A 2021 enquiry by the All-Party Parliamentary Group on Frozen Pensions (one of many APPGs) in the UK Parliament found that one in two of the approximately 230,000 frozen pensioners in Australia were receiving £65 UK pounds or less.

==Lobby groups==

During and since the Carson case, various groups and individuals have been lobbying politicians both in the UK and in the countries in which the pensioners are resident, and petitions have been raised.

There is an international consortium of lobby groups, funded by the member organisations, British Pensions in Australia (BPIA) and the Canadian Alliance of British Pensioners (CABP), funded by the memberships and donations of individual members. BPIA and CABP jointly own the International Consortium of British Pensioners (ICBP), and they liaise with the All-Party Parliamentary Group on Frozen British Pensions (APPG) in the UK Parliament.

As of 2022 Sir Roger Gale, Conservative MP for North Thanet, is chair of the Frozen Pensions APPG. In 2015 he wrote a letter to all parliamentarians inviting them to join the group. There are three vice-chairs from the House of Lords and all major parties are represented among the seven vice-chairs.

The APPG submitted a report based on around 800 submissions to Parliament in 2021, stating its concerns about the effects of the policy on British war veterans, former public servants, members of the Windrush Generation who had returned to their country of birth, and many others.

===Canada===
Anne Puckridge, a 100-year-old expatriate living in Canada, and who has twice delivered petitions to Downing Street, is the ambassador of the ICBP as of 2022, and she has been campaigning since 2001 for pension parity. She is a former college lecturer and served as an intelligence officer in the Women's Royal Naval Service during the Second World War.

===Australia===
It was revealed in the 2021 APPG report that the Australian Government had made a series of representations to the British Government over several years, including at Ministerial level, to no avail. The UK frozen pensions policy means that Australia subsidises UK pensioners resident in Australia.

==2002 legal challenge==

In April 2002, writer Annette Carson, a UK pensioner resident in South Africa, challenged the policy in the English High Court under the Human Rights Act 1998, but the judge ruled against her, stating in the judgment that the up-ratings issue was a political one, not a judicial one. An appeal to the Court of Appeal (2003) failed, as did an appeal to the House of Lords (2005) and the European Court of Human Rights (2008).

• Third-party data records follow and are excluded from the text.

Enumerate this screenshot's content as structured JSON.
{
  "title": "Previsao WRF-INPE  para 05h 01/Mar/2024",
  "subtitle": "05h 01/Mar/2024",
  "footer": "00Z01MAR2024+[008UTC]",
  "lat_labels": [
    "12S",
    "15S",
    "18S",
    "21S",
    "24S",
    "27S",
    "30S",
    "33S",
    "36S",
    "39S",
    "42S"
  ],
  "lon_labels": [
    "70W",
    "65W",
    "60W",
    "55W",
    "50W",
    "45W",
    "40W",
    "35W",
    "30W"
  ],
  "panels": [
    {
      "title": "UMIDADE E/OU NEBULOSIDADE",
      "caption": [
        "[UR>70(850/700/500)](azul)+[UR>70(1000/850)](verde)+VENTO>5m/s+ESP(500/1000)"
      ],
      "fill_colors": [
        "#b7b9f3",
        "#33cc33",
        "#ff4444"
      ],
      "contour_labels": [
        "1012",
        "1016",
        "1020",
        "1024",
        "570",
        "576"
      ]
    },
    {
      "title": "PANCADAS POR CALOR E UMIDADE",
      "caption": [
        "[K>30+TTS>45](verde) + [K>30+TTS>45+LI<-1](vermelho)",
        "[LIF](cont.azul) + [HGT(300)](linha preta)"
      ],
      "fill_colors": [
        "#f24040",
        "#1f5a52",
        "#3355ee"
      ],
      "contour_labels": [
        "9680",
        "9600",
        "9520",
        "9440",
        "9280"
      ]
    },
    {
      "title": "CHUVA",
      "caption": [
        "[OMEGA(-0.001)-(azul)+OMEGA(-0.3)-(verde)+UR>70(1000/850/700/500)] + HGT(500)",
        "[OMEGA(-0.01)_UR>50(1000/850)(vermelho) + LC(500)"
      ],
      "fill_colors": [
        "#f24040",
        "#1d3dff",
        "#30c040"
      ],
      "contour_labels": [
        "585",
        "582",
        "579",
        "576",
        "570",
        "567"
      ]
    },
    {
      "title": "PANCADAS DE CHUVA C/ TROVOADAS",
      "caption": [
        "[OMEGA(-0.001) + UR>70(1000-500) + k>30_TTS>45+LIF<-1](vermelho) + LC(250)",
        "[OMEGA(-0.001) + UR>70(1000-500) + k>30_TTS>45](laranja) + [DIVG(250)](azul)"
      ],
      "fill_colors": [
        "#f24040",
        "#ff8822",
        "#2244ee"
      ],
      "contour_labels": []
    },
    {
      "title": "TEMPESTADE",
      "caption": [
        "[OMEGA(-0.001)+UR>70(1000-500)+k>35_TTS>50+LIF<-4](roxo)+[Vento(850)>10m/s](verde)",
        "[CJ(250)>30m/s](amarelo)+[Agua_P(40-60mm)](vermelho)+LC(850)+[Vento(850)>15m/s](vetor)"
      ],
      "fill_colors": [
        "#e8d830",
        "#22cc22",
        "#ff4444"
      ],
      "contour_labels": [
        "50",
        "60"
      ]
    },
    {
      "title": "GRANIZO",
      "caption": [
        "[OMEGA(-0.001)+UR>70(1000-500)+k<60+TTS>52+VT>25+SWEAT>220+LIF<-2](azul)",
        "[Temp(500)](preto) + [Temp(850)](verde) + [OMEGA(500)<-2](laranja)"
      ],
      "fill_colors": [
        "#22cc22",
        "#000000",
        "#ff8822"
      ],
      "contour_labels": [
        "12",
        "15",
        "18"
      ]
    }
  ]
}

A subsequent referral to the Grand Chamber of the European Court of Human Rights in 2009–2010 said that it did not consider that the applicants, who were resident outside the UK in countries which were not party to reciprocal agreements, were in a relevantly similar position to residents of the UK or of countries which did have such agreements. It, therefore, held (by eleven votes to six) that there had been no discrimination.